When you enter a number of payments in one of these spreadsheets, the sheet shows entries from Pmt Nr 0 or 1, as appropriate for the topic at hand, up to the number of payments entered. The actual spreadsheet, however, has been programmed down to row 1,000. If you click on a blank cell in the Payment column of the spreadsheets I used above, you’ll see the same formula as in the cells with visible data. If you need to recover the formula in the payment column (or any other column), you can easily do it by copying one of these “blank” cells up into the required cells above it.

The sheets’ ability to stop showing anything after the specified number of pay­ments has been reached is handled by the “If’ statements that are cluttering up all the cell formulas. The Pmt Nr column formula is simple; add 1 to the previous cell (the cell above) and check to see if the result is larger than the Nr Mnthly Pmts. If it isn’t larger, show the result. If it is larger, don’t show anything.

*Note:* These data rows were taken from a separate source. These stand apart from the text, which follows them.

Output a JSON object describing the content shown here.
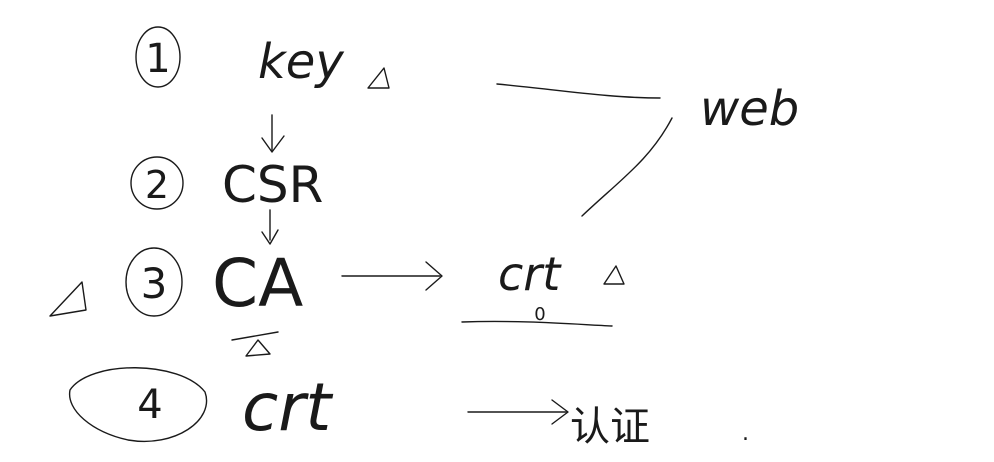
{
  "steps": [
    {
      "number": "1",
      "label": "key"
    },
    {
      "number": "2",
      "label": "CSR"
    },
    {
      "number": "3",
      "label": "CA"
    },
    {
      "number": "4",
      "label": "crt"
    }
  ],
  "web_label": "web",
  "crt_output_label": "crt",
  "crt_underline_mark": "0",
  "verify_label": "认证",
  "trailing_dot": "."
}
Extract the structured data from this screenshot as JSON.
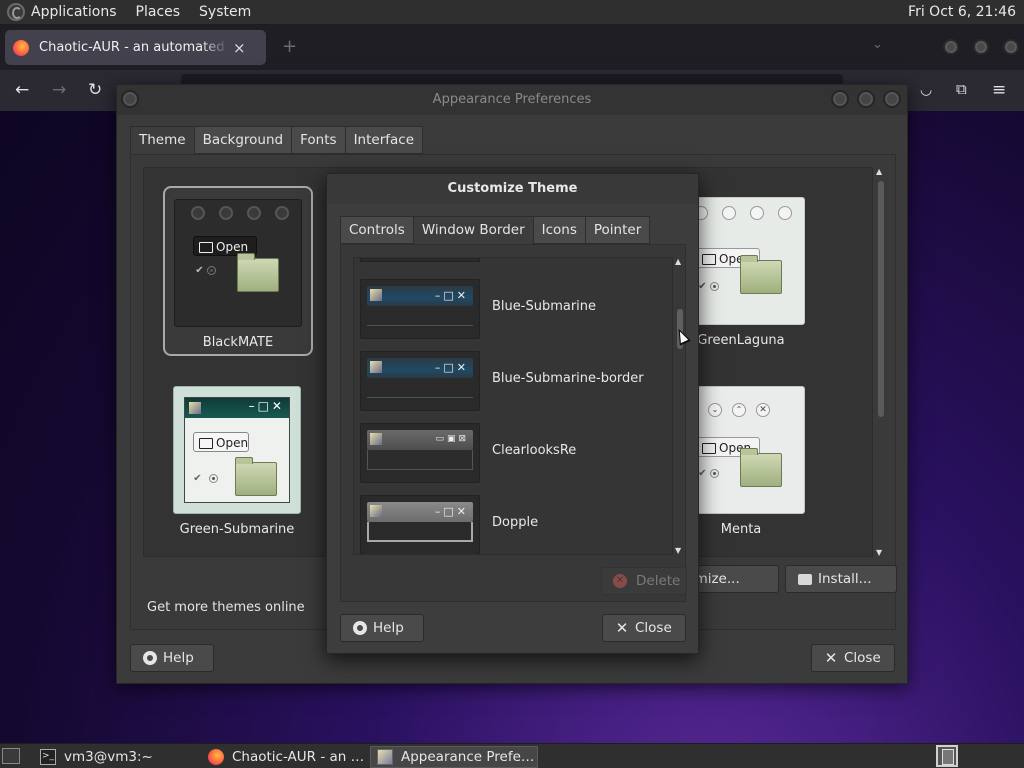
{
  "top_panel": {
    "menus": [
      "Applications",
      "Places",
      "System"
    ],
    "clock": "Fri Oct  6, 21:46"
  },
  "firefox": {
    "tab_title": "Chaotic-AUR - an automated building repo",
    "tab_close": "×",
    "new_tab": "+",
    "nav": {
      "back": "←",
      "forward": "→",
      "reload": "↻"
    },
    "toolbar_icons": [
      "pocket-icon",
      "extensions-icon",
      "menu-icon"
    ]
  },
  "appearance": {
    "title": "Appearance Preferences",
    "tabs": [
      "Theme",
      "Background",
      "Fonts",
      "Interface"
    ],
    "themes": [
      {
        "name": "BlackMATE",
        "selected": true
      },
      {
        "name": "GreenLaguna",
        "selected": false
      },
      {
        "name": "Green-Submarine",
        "selected": false
      },
      {
        "name": "Menta",
        "selected": false
      }
    ],
    "preview_open": "Open",
    "get_more": "Get more themes online",
    "customize_label": "Customize...",
    "install_label": "Install...",
    "help_label": "Help",
    "close_label": "Close"
  },
  "customize": {
    "title": "Customize Theme",
    "tabs": [
      "Controls",
      "Window Border",
      "Icons",
      "Pointer"
    ],
    "active_tab": "Window Border",
    "borders": [
      {
        "name": "Blue-Submarine",
        "style": "blue"
      },
      {
        "name": "Blue-Submarine-border",
        "style": "blue"
      },
      {
        "name": "ClearlooksRe",
        "style": "grey"
      },
      {
        "name": "Dopple",
        "style": "light"
      }
    ],
    "delete_label": "Delete",
    "help_label": "Help",
    "close_label": "Close"
  },
  "taskbar": {
    "tasks": [
      {
        "label": "vm3@vm3:~",
        "icon": "terminal-icon"
      },
      {
        "label": "Chaotic-AUR - an automated building repo",
        "icon": "firefox-icon"
      },
      {
        "label": "Appearance Preferences",
        "icon": "appearance-icon"
      }
    ]
  },
  "colors": {
    "panel": "#2f2f2f",
    "window": "#3b3b3b",
    "accent_folder": "#9fb07e"
  }
}
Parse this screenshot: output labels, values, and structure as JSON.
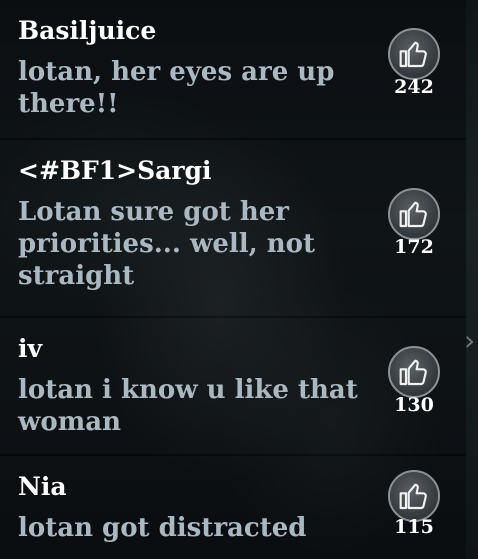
{
  "comments": [
    {
      "username": "Basiljuice",
      "message": "lotan, her eyes are up there!!",
      "likes": "242"
    },
    {
      "username": "<#BF1>Sargi",
      "message": "Lotan sure got her priorities... well, not straight",
      "likes": "172"
    },
    {
      "username": "iv",
      "message": "lotan i know u like that woman",
      "likes": "130"
    },
    {
      "username": "Nia",
      "message": "lotan got distracted",
      "likes": "115"
    }
  ],
  "icons": {
    "like": "thumbs-up-icon",
    "scroll": "chevron-right-icon"
  },
  "colors": {
    "username": "#ffffff",
    "message": "#a9b8c1",
    "like_count": "#ffffff"
  }
}
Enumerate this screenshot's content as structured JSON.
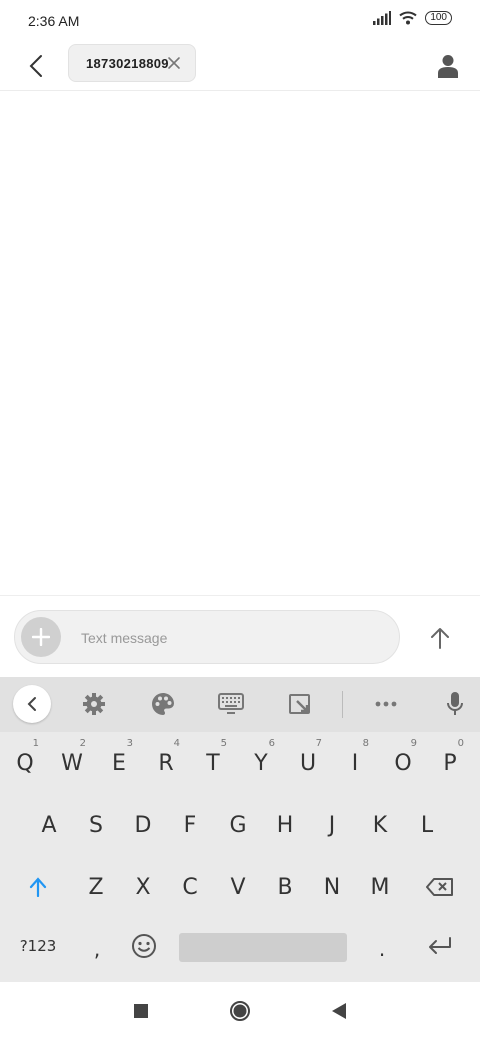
{
  "status": {
    "time": "2:36 AM",
    "battery": "100"
  },
  "header": {
    "recipient": "18730218809"
  },
  "compose": {
    "placeholder": "Text message"
  },
  "keyboard": {
    "row1": [
      {
        "key": "Q",
        "hint": "1"
      },
      {
        "key": "W",
        "hint": "2"
      },
      {
        "key": "E",
        "hint": "3"
      },
      {
        "key": "R",
        "hint": "4"
      },
      {
        "key": "T",
        "hint": "5"
      },
      {
        "key": "Y",
        "hint": "6"
      },
      {
        "key": "U",
        "hint": "7"
      },
      {
        "key": "I",
        "hint": "8"
      },
      {
        "key": "O",
        "hint": "9"
      },
      {
        "key": "P",
        "hint": "0"
      }
    ],
    "row2": [
      "A",
      "S",
      "D",
      "F",
      "G",
      "H",
      "J",
      "K",
      "L"
    ],
    "row3": [
      "Z",
      "X",
      "C",
      "V",
      "B",
      "N",
      "M"
    ],
    "symbols_label": "?123",
    "comma": ",",
    "period": "."
  },
  "colors": {
    "accent": "#2196f3",
    "keyboard_bg": "#eaeaea",
    "toolbar_bg": "#e1e1e1"
  }
}
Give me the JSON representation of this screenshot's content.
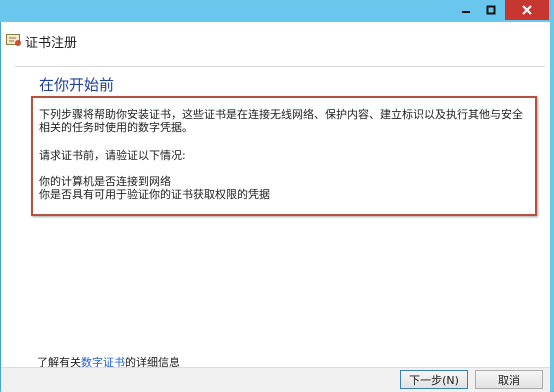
{
  "window": {
    "title": "证书注册",
    "controls": {
      "minimize_icon": "minimize-icon",
      "maximize_icon": "maximize-icon",
      "close_icon": "close-icon"
    }
  },
  "page": {
    "heading": "在你开始前",
    "intro": "下列步骤将帮助你安装证书，这些证书是在连接无线网络、保护内容、建立标识以及执行其他与安全相关的任务时使用的数字凭据。",
    "prompt": "请求证书前，请验证以下情况:",
    "checks": [
      "你的计算机是否连接到网络",
      "你是否具有可用于验证你的证书获取权限的凭据"
    ],
    "learn_more": {
      "prefix": "了解有关",
      "link": "数字证书",
      "suffix": "的详细信息"
    }
  },
  "footer": {
    "next_label": "下一步(N)",
    "cancel_label": "取消"
  },
  "colors": {
    "frame": "#69c6ec",
    "close": "#c7372f",
    "heading": "#1e3f9a",
    "link": "#1c5fd1",
    "highlight_border": "#b5523f"
  }
}
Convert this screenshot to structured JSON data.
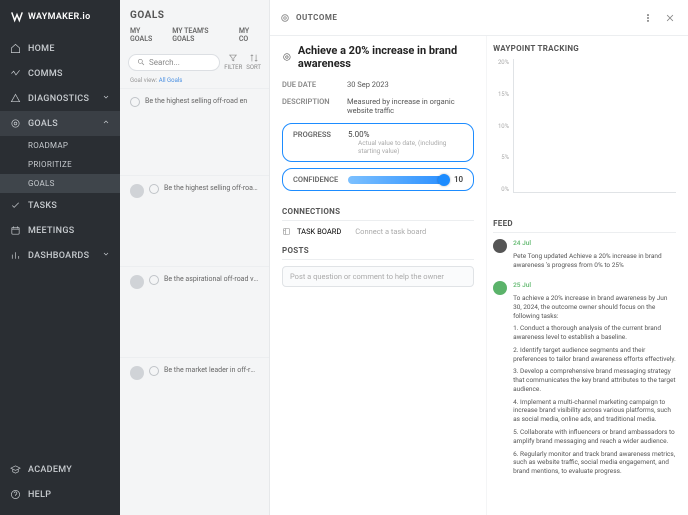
{
  "brand": "WAYMAKER.io",
  "nav": {
    "home": "HOME",
    "comms": "COMMS",
    "diagnostics": "DIAGNOSTICS",
    "goals": "GOALS",
    "roadmap": "ROADMAP",
    "prioritize": "PRIORITIZE",
    "goals_sub": "GOALS",
    "tasks": "TASKS",
    "meetings": "MEETINGS",
    "dashboards": "DASHBOARDS",
    "academy": "ACADEMY",
    "help": "HELP"
  },
  "mid": {
    "title": "GOALS",
    "tabs": {
      "my": "MY GOALS",
      "team": "MY TEAM'S GOALS",
      "company": "MY CO"
    },
    "search_placeholder": "Search...",
    "filter": "FILTER",
    "sort": "SORT",
    "crumb_label": "Goal view:",
    "crumb_link": "All Goals",
    "items": [
      "Be the highest selling off-road en",
      "Be the highest selling off-road el",
      "Be the aspirational off-road vehi for families",
      "Be the market leader in off-road"
    ]
  },
  "panel": {
    "tag": "OUTCOME",
    "title": "Achieve a 20% increase in brand awareness",
    "due_label": "DUE DATE",
    "due_value": "30 Sep 2023",
    "desc_label": "DESCRIPTION",
    "desc_value": "Measured by increase in organic website traffic",
    "progress_label": "PROGRESS",
    "progress_value": "5.00%",
    "progress_hint": "Actual value to date, (including starting value)",
    "confidence_label": "CONFIDENCE",
    "confidence_value": "10",
    "connections": "CONNECTIONS",
    "taskboard": "TASK BOARD",
    "taskboard_link": "Connect a task board",
    "posts": "POSTS",
    "post_placeholder": "Post a question or comment to help the owner"
  },
  "side": {
    "tracking": "WAYPOINT TRACKING",
    "feed": "FEED",
    "feed1": {
      "date": "24 Jul",
      "text": "Pete Tong updated Achieve a 20% increase in brand awareness 's progress from 0% to 25%"
    },
    "feed2": {
      "date": "25 Jul",
      "intro": "To achieve a 20% increase in brand awareness by Jun 30, 2024, the outcome owner should focus on the following tasks:",
      "p1": "1. Conduct a thorough analysis of the current brand awareness level to establish a baseline.",
      "p2": "2. Identify target audience segments and their preferences to tailor brand awareness efforts effectively.",
      "p3": "3. Develop a comprehensive brand messaging strategy that communicates the key brand attributes to the target audience.",
      "p4": "4. Implement a multi-channel marketing campaign to increase brand visibility across various platforms, such as social media, online ads, and traditional media.",
      "p5": "5. Collaborate with influencers or brand ambassadors to amplify brand messaging and reach a wider audience.",
      "p6": "6. Regularly monitor and track brand awareness metrics, such as website traffic, social media engagement, and brand mentions, to evaluate progress."
    }
  },
  "chart_data": {
    "type": "line",
    "title": "Waypoint Tracking",
    "ylabel": "%",
    "ylim": [
      0,
      20
    ],
    "yticks": [
      0,
      5,
      10,
      15,
      20
    ],
    "series": [],
    "note": "No data points plotted"
  }
}
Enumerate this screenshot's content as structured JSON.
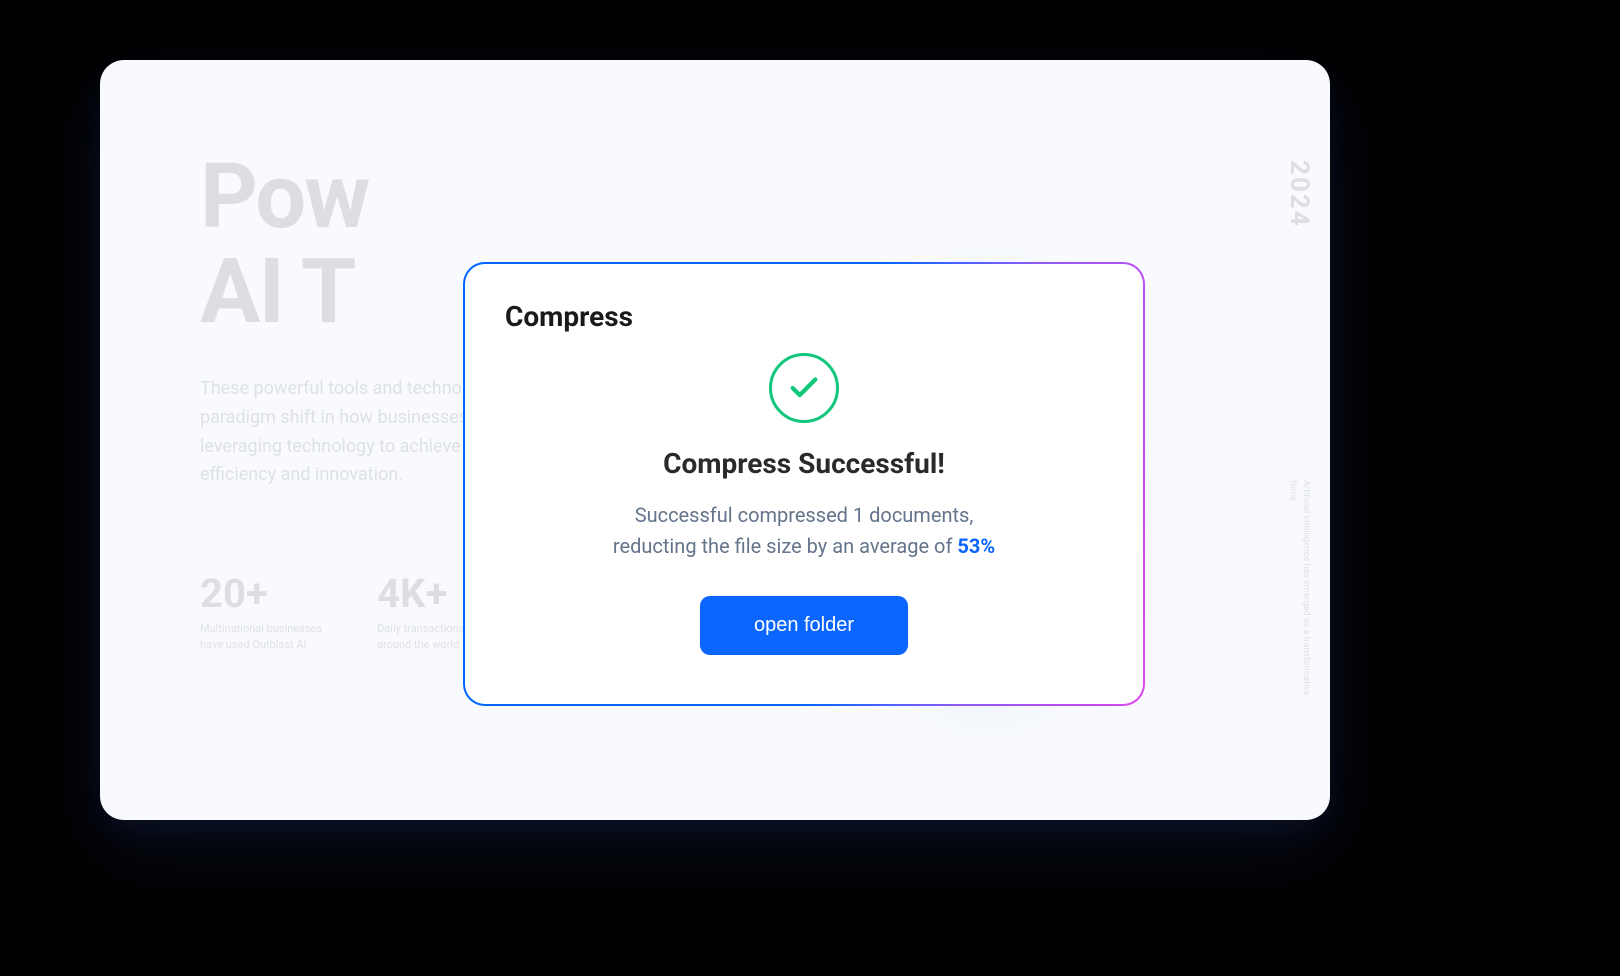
{
  "background": {
    "title_line1": "Pow",
    "title_line2": "AI T",
    "subtitle": "These powerful tools and technologies have catalyzed a paradigm shift in how businesses approach production, leveraging technology to achieve unprecedented levels of efficiency and innovation.",
    "year": "2024",
    "sidetext": "Artificial intelligence has emerged as a transformative force.",
    "stats": [
      {
        "value": "20+",
        "label_line1": "Multinational businesses",
        "label_line2": "have used Outblast AI"
      },
      {
        "value": "4K+",
        "label_line1": "Daily transactions from",
        "label_line2": "around the world"
      }
    ]
  },
  "modal": {
    "title": "Compress",
    "heading": "Compress Successful!",
    "body_line1": "Successful compressed 1 documents,",
    "body_line2_prefix": "reducting the file size by an average of ",
    "percent": "53%",
    "button_label": "open folder"
  }
}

Every other cell to the right of the Pmt Nr column looks left to the Pmt Nr cell. If the Pmt Nr cell is showing a number, perform the specified calculation and show it. If the Pmt Nr cell is not showing anything, don’t show anything.

If you want to print your results using these spreadsheets, you have to do a little extra work. Spreadsheet programs automatically check to see which cells have entries and then designate a print area to include these cells. What you need to do

is to reset the print area specifically to show only the region of the sheet where you have useful information. This is very easy to do—but you will have to find out how to do it with your particular spreadsheet program. If you don’t do it, you’ll print not only the material you want but also the many blank pages representing all the rows down to row 1,000.

I’ve set the formatting of the cells in these spreadsheets so that percentages are shown to two decimal places. Amounts of money are usually shown to the penny except where this level of resolution probably isn’t necessary. For example, in Figures 15.1 and 15.2, you’ ll see balances, payments, and interest shown to the penny but the principal is only shown to the nearest dollar. This can all be changed with the formatting available in the spreadsheet program. Remember that the spread­sheet is internally carrying all numbers to a high level of resolution and just rounding this internal resolution to the presentation resolution you’ve specified. The accuracy of your results does not depend on your format. Suppose you bought three items that each cost $33.33. Your total cost is exactly $99.99. If, however, you only display numbers to the nearest dollar, on the spreadsheet it would look as if you were adding up three $33 dollar items and getting $100.

Lastly, I plan to upgrade the online spreadsheets and add capabilities regularly. If I find a bug or one is reported to me, I’ll list the bug on the Errata page and correct the spreadsheet. All corrections and upgrades will be documented on my website.